One of our Castle ventures projects is House Account, which is targeting the very-small-to-medium business (VSMB) segment, providing a sales and marketing platform to independent boutique retailers. House Account has thousands of prospective customers around the world. However, can the price point of House Account's solution support the sales and distribution model necessary to reach these customers?
You should think about the budget your target customer will pay for your service; for House Account, it is around $100-$200 per month or $1,200 to $2,400 per year. For our old company Elogex, it was $20,000 to $100,000 per month. Each solution and price point comes with a customer acquisition cost (CAC), and the balance of your CAC relative to your customer lifetime value (LTV) determines if you can scale the business.

At Elogex, we needed high paid sales people to work long sales cycles.

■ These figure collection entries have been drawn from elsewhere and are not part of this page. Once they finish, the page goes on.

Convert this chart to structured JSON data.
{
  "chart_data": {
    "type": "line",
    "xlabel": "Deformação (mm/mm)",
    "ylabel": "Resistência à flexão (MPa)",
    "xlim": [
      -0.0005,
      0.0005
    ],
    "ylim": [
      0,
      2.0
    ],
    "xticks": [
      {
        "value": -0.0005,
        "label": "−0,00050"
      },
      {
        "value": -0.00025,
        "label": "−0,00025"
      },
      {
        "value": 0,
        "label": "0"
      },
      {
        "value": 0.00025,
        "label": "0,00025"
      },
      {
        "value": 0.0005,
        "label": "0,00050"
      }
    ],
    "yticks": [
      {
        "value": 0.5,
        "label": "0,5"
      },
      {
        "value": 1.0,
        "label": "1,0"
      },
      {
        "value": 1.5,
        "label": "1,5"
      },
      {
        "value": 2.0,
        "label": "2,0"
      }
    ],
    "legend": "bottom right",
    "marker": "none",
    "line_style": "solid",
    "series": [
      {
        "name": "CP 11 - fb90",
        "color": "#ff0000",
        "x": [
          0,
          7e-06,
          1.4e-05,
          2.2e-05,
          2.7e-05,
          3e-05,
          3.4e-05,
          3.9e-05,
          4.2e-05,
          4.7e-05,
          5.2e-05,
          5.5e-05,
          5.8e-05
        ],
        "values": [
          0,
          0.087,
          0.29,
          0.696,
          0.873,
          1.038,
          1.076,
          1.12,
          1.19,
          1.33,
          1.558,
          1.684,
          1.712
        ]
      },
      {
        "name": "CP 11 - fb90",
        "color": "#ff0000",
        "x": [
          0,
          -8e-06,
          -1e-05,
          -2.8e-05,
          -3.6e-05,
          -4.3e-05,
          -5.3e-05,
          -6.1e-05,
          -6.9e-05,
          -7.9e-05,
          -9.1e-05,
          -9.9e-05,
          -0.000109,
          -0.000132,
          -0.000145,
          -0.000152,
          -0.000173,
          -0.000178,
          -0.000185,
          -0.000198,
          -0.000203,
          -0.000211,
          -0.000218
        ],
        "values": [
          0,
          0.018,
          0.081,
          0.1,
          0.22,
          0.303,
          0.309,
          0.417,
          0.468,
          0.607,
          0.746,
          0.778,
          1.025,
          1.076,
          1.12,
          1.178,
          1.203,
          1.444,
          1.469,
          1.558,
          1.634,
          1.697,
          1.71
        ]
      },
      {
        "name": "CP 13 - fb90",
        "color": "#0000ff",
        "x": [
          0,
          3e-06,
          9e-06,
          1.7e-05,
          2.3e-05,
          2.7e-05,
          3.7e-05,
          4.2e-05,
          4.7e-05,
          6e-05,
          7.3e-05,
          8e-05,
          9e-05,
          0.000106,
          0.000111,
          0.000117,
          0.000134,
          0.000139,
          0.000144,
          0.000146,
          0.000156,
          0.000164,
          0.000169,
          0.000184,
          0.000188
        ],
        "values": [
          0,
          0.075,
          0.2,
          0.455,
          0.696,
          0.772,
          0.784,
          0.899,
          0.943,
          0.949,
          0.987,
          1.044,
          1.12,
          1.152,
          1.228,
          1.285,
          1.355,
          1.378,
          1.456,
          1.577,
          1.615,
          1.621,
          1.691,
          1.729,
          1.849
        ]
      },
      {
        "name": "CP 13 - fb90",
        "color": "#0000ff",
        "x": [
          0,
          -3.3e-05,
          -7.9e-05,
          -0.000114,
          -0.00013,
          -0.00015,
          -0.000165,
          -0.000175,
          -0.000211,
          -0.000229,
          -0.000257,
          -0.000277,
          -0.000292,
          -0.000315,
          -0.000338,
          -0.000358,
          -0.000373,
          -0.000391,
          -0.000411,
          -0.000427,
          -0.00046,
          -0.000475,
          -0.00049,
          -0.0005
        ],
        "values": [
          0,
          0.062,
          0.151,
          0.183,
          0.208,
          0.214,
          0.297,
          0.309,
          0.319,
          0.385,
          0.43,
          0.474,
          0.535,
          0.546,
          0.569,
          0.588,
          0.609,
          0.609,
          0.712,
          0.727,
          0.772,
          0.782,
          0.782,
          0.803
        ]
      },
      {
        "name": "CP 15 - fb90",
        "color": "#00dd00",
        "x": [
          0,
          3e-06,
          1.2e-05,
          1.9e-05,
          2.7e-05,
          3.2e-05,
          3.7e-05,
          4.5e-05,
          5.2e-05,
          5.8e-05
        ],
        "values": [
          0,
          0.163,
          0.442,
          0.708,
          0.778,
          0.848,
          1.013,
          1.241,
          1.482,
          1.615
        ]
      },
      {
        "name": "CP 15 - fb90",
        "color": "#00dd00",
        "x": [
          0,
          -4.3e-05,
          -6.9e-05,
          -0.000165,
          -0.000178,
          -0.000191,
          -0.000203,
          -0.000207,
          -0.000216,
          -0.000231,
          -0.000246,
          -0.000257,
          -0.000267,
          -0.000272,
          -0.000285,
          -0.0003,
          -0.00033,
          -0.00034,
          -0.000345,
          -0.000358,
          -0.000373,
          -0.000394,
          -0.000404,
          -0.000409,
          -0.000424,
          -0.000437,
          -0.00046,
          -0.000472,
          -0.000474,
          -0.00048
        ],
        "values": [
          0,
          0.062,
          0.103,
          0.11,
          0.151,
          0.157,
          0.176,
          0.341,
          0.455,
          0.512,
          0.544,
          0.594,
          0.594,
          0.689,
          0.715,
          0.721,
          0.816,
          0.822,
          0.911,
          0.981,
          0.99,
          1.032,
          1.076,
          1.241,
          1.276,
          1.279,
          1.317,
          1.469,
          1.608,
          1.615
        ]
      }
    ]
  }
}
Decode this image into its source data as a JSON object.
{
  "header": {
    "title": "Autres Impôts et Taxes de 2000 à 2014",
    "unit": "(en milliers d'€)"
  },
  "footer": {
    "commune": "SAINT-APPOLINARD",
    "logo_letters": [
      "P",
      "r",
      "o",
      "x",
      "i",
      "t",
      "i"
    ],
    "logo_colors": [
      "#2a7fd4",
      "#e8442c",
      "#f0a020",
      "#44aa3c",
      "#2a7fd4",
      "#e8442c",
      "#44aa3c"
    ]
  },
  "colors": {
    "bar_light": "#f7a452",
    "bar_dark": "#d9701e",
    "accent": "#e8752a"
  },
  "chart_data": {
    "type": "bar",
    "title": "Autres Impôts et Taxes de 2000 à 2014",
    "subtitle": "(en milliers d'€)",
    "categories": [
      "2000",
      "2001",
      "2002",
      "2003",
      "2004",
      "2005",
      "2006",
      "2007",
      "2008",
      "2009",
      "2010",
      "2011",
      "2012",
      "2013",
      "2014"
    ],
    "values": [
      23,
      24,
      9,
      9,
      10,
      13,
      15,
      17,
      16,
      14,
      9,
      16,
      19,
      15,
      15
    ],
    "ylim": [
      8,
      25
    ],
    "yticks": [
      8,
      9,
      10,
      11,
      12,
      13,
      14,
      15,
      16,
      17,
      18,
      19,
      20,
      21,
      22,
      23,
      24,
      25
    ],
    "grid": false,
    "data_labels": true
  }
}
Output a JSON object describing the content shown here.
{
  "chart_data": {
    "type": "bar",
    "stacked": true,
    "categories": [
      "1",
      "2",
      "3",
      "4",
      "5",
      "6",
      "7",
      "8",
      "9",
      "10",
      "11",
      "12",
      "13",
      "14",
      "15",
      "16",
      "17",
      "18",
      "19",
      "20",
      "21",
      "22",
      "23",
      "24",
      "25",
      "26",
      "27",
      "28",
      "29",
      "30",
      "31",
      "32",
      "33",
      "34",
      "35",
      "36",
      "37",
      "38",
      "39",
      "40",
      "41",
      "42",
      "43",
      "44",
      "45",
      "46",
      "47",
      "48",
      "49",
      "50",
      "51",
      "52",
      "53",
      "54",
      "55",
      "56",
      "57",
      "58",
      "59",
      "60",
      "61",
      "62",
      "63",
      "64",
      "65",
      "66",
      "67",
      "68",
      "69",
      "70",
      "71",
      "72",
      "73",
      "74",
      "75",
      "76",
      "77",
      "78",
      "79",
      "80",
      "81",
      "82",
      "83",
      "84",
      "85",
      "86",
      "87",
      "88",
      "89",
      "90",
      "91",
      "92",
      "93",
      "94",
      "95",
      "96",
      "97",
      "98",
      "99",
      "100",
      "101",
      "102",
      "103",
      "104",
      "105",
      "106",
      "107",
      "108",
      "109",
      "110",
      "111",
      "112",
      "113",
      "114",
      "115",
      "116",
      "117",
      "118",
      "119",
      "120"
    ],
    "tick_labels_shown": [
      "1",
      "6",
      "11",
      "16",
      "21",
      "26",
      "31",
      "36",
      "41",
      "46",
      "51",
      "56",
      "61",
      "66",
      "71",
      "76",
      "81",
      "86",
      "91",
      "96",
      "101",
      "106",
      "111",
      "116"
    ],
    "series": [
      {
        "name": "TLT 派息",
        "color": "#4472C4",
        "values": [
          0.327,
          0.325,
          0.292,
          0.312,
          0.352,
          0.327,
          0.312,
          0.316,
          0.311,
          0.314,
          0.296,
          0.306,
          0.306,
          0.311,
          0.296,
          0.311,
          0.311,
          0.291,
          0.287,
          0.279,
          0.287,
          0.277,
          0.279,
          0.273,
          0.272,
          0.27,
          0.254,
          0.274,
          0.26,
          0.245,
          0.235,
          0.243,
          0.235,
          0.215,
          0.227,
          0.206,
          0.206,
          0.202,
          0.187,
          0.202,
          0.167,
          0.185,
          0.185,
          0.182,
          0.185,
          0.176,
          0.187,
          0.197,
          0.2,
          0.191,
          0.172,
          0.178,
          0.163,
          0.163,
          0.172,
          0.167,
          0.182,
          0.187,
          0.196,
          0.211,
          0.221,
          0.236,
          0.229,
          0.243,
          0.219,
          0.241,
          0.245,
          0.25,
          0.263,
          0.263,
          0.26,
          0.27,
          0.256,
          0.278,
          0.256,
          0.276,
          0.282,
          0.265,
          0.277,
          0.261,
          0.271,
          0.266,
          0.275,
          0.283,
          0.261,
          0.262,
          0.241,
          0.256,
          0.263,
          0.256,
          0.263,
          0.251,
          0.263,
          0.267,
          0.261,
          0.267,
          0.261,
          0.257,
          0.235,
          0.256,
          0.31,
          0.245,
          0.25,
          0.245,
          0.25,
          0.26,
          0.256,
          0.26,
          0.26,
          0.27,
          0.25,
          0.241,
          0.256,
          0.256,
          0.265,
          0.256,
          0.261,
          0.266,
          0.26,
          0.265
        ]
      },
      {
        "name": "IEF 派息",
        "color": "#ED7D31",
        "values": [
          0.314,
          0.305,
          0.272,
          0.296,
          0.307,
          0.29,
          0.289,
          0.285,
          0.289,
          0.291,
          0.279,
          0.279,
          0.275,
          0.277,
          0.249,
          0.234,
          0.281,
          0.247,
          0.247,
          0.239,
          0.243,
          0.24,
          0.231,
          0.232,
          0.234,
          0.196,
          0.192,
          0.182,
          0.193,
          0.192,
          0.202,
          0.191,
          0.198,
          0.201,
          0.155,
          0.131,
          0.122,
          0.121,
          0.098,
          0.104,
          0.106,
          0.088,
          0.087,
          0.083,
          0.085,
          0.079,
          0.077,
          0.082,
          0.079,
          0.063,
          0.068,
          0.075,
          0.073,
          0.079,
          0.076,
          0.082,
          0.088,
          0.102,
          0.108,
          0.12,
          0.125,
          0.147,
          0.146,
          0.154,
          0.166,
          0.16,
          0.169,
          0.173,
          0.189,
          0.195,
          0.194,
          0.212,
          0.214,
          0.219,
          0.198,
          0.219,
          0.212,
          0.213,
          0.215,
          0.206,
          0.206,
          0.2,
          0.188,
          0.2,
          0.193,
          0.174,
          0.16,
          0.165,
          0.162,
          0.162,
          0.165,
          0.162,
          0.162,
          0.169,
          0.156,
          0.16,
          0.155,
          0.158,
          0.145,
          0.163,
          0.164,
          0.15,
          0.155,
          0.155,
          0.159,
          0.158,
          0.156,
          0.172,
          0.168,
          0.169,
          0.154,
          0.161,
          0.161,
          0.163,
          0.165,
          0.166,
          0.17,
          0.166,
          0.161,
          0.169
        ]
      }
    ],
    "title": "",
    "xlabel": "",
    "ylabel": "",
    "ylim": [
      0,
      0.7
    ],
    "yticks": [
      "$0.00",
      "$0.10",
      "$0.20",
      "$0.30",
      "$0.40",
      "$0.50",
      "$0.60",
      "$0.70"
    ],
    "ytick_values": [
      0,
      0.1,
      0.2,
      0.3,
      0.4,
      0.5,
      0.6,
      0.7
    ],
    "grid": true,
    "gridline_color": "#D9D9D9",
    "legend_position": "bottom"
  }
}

This model worked because our sales team sold big deals with high LTV. However, if you have an expensive sales team working long sales cycles for small deals, you will have challenges. If your price point and customer budgets are small, you need to make sure you can use digital marketing, inbound, and/or distribution partners for selling your product.

So when thinking about your target market, make sure your price point and customer budgets matches up with how you can reach that customer.
Can your target market be a low churn environment?
Growth is never easy. However, it is harder when you have to replace churning customers (the "leaky bucket" issue). The ideal target market has a low propensity for churn.
Churn is not just a function of target market as it is largely driven by the value proposition of your solution and the degree of pain associated with the problem you are solving. However, your target market can certainly influence attrition.

Generally, the smaller the customer is, the higher the risk of churn. If you are targeting the enterprise customer, then you have a reasonable chance of low churn if you have a solid product. As you go down-market in customer size, the churn rate is likely to increase regardless of the quality of your offering. Targeting the SMB and the VSMB markets can be challenging for this reason - so it is critical that your value proposition be rock solid to mitigate this risk. Targeting individual consumers has the highest risk of churn, and here your value proposition has to be outstanding if you assume to generate recurring income from individuals.

At Elogex (now One Network), there are accounts that use the product after 13 years. At House Account, reducing churn is the top priority for 2015. Understanding churn risk relative to your market will not only help with your target market evaluation but also with your product feature strategy as well as your pricing model. With your product feature strategy, you could prioritize anti-churn value, for example. In terms of pricing model, in a high-churn target market you could consider free pricing until you prove product market fit is reached.
Will you enjoy working in this market for many years?
One thing that is easy to miss in all the discussions about startups and online advice is the personal factors you should consider. One of my favorite topics to share with entrepreneurs is that you shouldn't forget that your startup is not just about the great company you seek to build and the positive change you want to bring to the world. It is also about you and your family.

You are going to take much more career risk than your neighbors. You are going to always be working. Your stress level will be high, and you will have emotional peaks and valleys.

So it is critical that you pick a target market in which you will enjoy being completely immersed for years. If you love your business, you will have a higher probability of success.